Consider 3rdly, that as often as we assist at this sacrifice we are not only to commemorate by meditation the passion and death of the Son of God, but also to take along with us as it were to God the Father his Son slain for us, and his precious blood shed for us, and this in such a manner as to offer up ourselves also to him, with the whole church, which is the mystical body of his Son by his hands, and in union with the offering which he, who is our head, there makes of himself. We are also at the same time to join our intentions with his, as he is our chief priest and principal offerer, and with those of the whole people of God, according to the four great ends of the sacrifice, going as it were in a body, with Christ Jesus at our head; and with him we are to offer adoration, praise, and thanksgiving to God, and to pray and beg mercy through him both for ourselves and for all the world. Thus the whole church of God daily joins herself with Christ Jesus her head, both as the offerer and the offering, in these divine mysteries.

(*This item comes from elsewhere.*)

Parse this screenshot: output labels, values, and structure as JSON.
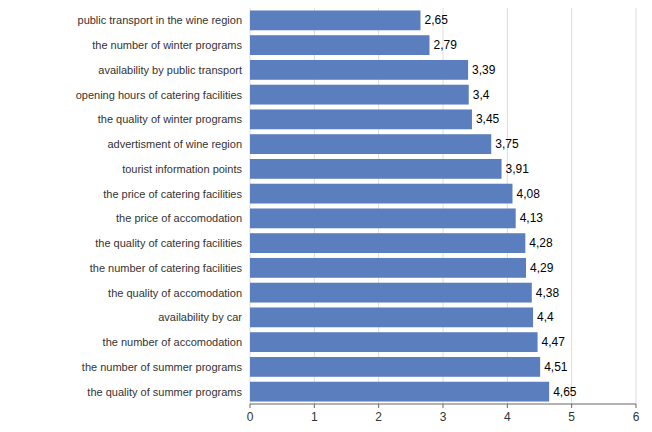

Conclude with a resolution of doing thy best to assist daily at this great sacrifice with a suitable devotion. Go thither in the same spirit as if thou wert going to mount Calvary to contemplate there thy divine redeemer offering himself a bleeding sacrifice for the sins of the world. And see thou remember to join thy offering of thyself by both his hands with the offering he there makes of himself, and thy intentions with his intentions.